After only six months, the business users were impressed with the capabilities of the new tool, not only could they select any product, location or time period they wanted but they had access to new metrics, and functionality that never before any of them had seen. For example, the new platform provided Market Basket reports On-demand, where the users could specify a driver product and the system would identify all the items that had some affinity. The business users now had the capability to run full ad-hoc reports, selecting the KPIs they wanted to see in real time while they were negotiating with vendors and suppliers. The business users could compare the performance of a particular product against a competing product, or look at its performance during different time period when the item used to be on sale, promotion or temporary price reduction.
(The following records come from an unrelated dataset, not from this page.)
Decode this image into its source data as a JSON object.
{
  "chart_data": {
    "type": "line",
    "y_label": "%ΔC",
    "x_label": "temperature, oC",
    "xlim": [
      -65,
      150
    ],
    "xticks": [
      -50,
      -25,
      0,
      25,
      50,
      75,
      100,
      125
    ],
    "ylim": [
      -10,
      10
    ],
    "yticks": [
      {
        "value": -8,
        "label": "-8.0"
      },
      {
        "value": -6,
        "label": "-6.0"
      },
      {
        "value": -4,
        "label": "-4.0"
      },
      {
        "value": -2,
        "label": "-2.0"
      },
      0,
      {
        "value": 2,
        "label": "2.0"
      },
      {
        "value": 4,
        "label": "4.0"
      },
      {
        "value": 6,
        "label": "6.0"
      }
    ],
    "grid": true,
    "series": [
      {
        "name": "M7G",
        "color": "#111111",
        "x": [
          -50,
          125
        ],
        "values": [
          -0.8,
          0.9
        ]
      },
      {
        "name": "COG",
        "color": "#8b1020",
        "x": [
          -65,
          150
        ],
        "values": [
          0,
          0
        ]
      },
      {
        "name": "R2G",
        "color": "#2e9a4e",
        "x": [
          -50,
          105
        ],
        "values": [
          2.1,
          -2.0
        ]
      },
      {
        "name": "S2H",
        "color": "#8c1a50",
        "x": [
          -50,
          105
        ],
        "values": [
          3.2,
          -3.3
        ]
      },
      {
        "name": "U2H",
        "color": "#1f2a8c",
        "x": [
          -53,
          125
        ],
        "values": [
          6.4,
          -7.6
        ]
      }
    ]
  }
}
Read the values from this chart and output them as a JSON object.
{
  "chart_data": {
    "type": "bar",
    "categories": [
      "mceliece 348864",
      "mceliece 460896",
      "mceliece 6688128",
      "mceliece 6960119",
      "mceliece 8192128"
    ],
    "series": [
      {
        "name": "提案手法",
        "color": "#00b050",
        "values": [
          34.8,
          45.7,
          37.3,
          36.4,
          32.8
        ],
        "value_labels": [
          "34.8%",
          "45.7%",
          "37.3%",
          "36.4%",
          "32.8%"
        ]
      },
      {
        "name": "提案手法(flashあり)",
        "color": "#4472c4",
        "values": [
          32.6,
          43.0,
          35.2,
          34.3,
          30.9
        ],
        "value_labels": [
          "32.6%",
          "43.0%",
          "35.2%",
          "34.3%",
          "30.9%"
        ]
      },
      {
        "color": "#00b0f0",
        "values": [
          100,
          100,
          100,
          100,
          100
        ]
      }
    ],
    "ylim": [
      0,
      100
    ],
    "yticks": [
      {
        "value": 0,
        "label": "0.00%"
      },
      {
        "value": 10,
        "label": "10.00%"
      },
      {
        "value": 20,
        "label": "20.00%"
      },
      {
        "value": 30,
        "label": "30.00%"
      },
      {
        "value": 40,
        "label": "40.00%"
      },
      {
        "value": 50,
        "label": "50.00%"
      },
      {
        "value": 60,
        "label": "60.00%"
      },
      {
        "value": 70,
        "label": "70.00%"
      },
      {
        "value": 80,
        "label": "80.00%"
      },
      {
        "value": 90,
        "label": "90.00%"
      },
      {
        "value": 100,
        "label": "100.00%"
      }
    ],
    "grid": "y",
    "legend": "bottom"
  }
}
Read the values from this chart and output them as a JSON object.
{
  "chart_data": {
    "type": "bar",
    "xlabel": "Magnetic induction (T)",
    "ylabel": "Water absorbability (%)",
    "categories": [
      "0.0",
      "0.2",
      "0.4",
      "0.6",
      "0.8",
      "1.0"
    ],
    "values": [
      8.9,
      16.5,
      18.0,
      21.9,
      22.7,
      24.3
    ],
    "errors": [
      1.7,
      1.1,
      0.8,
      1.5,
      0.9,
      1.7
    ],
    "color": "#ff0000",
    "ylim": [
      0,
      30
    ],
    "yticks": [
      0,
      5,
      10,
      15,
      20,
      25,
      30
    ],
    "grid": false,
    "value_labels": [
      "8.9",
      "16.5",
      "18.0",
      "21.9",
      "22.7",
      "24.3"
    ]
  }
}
The level of excitement grew daily as the BI business team had highly talented individuals walking the halls of the merchandising, pricing, marketing and supply chain organizations daily, helping the business users to leverage the new Self Service capabilities. A key element for success was the establishment of a monthly breakfast where one of the business users presented the results that they had achieved leveraging Self Service BI to their colleagues and got recognized by one of the Senior Vice-presidents of the company for their contributions.
In just a few months, a project which very few people believed-in, had suddenly jumped to the spot light, providing the company with a tremendous competitive advantage. Years went by and the popularity of the system kept growing, store users started asking for having access to the Self Service capabilities and they were willing and able to take all the necessary training to properly use the system. The company enjoyed a period of incredible growth fueled by business innovation initiatives that would not have been possible without the implementation of Self Service BI.